Of all the many attempts at an Around the World in Eighty Days imitation,
this one is undoubtedly the best. The fact that it still compares rather poorly
to its Oscar-winning progenitor is no real criticism. Irwin Allen’s Five
Weeks in a Balloon remains to this day an amusing (if totally featherweight)
journey into the daft and delightful universe of Fireside Science Fiction.
This was producer Allen’s
only true Fireside—though several of his other films (including his 1960
Lost World remake and his 1961 Leagues update Voyage to
the Bottom of the Sea) have the same general feel. And like most of Allen’s
other SF films and TV shows, it’s best not to pay too close attention.

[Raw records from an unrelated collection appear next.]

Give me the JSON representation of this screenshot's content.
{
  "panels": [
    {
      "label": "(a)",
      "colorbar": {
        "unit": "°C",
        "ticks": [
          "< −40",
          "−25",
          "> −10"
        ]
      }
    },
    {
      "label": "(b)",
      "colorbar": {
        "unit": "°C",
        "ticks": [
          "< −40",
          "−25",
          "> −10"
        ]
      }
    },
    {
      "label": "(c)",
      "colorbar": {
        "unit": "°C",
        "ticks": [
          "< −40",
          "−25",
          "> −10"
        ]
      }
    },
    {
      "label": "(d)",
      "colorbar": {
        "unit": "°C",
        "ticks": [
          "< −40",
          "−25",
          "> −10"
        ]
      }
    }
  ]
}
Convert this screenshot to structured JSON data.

The special effects and design elements are really rather good. And the cast,
though not in the same league with that of Around the World, is still
impressive, including a good many of the eccentric British character actors
you’ve always wanted to see in a Jules Verne movie. Herbert Marshall makes
a great “stiff-upper lip” English PM, and the great Henry Daniell
is perfection itself in his usual dry, ironic villain role. But the plot is
a bit loose around the edges, and not really meant to be taken seriously anyway.

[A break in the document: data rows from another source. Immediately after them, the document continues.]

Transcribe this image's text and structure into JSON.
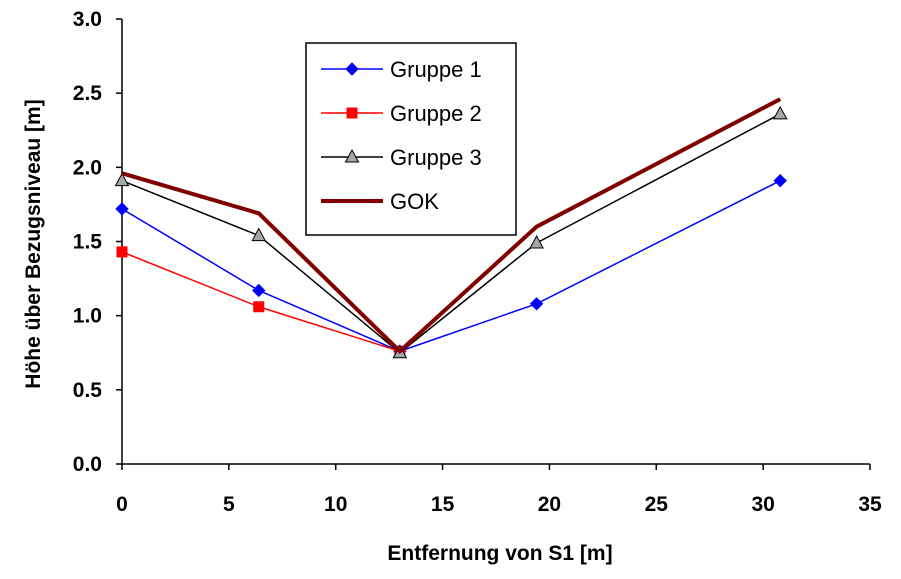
{
  "chart_data": {
    "type": "line",
    "xlabel": "Entfernung von S1 [m]",
    "ylabel": "Höhe über Bezugsniveau [m]",
    "xlim": [
      0,
      35
    ],
    "ylim": [
      0,
      3.0
    ],
    "x_ticks": [
      "0",
      "5",
      "10",
      "15",
      "20",
      "25",
      "30",
      "35"
    ],
    "y_ticks": [
      "0.0",
      "0.5",
      "1.0",
      "1.5",
      "2.0",
      "2.5",
      "3.0"
    ],
    "grid": false,
    "legend_position": "top-center",
    "series": [
      {
        "name": "Gruppe 1",
        "color": "#0000FF",
        "marker": "diamond",
        "points": [
          [
            0,
            1.72
          ],
          [
            6.4,
            1.17
          ],
          [
            13.0,
            0.76
          ],
          [
            19.4,
            1.08
          ],
          [
            30.8,
            1.91
          ]
        ]
      },
      {
        "name": "Gruppe 2",
        "color": "#FF0000",
        "marker": "square",
        "points": [
          [
            0,
            1.43
          ],
          [
            6.4,
            1.06
          ],
          [
            13.0,
            0.76
          ]
        ]
      },
      {
        "name": "Gruppe 3",
        "color": "#000000",
        "marker": "triangle",
        "marker_fill": "#A6A6A6",
        "points": [
          [
            0,
            1.91
          ],
          [
            6.4,
            1.54
          ],
          [
            13.0,
            0.75
          ],
          [
            19.4,
            1.49
          ],
          [
            30.8,
            2.36
          ]
        ]
      },
      {
        "name": "GOK",
        "color": "#800000",
        "marker": "none",
        "points": [
          [
            0,
            1.96
          ],
          [
            6.4,
            1.69
          ],
          [
            13.0,
            0.76
          ],
          [
            19.4,
            1.6
          ],
          [
            30.8,
            2.46
          ]
        ]
      }
    ]
  }
}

If there’s one valid criticism of Five Weeks, it’s the
fact that the tone of the film is so very jokey that we never feel threatened
enough to have anything like a real adventure. Around the World is
a tad like this, too, of course, but there, I think, the jokes were more sophisticated—Noel
Coward (who’s actually in Around the World) to this film’s
Red Buttons. And it may be Red himself (who also had a cameo in the Mike Todd
movie!) who keeps things from getting really airborne. His vain, bumbling lunkhead
of a newspaperman comes off as a Jar-Jar Binks for the Jules Verne set…and
has a similar effect on the film in general.
Even so, there’s a lot to
like about Five Weeks; second tier it may be, but many individual aspects
of it aren’t. The grainy, slightly distorted Cinemascope process was no
Todd-AO, but the widescreen vistas available here (photographed by the legendary
Winton C. Hoch) make this Fireside film the best in the travelogue department
since Around the World. It must have looked truly wonderful on the
giant screens of the day. And the experimental balloon of the title (dubbed
the Jupiter by its inventor) is a delightfully authentic confection, with a
carved figurehead like a ship and a genuine 19th century flavor. The plot isn’t
terribly faithful to Verne’s original, I don’t think, and Fabian,
as the juvenile romantic lead, makes Pat Boone look like Edwin Booth. But the
action scenes are exciting, and the rest of the cast (including the heavenly
Barbara Eden) is easy enough to watch. It also has a memorable theme song (performed
by the Four Lads, one of those bawling men’s quartets so popular in those
days) that sticks in your head like It’s A Small World, God help us. If
you should find yourself in the mood and you’ve seen all of the true classics
quite a bit, I’d suggest Five Weeks in a Balloon as a good way
to get your Fireside fix on right now.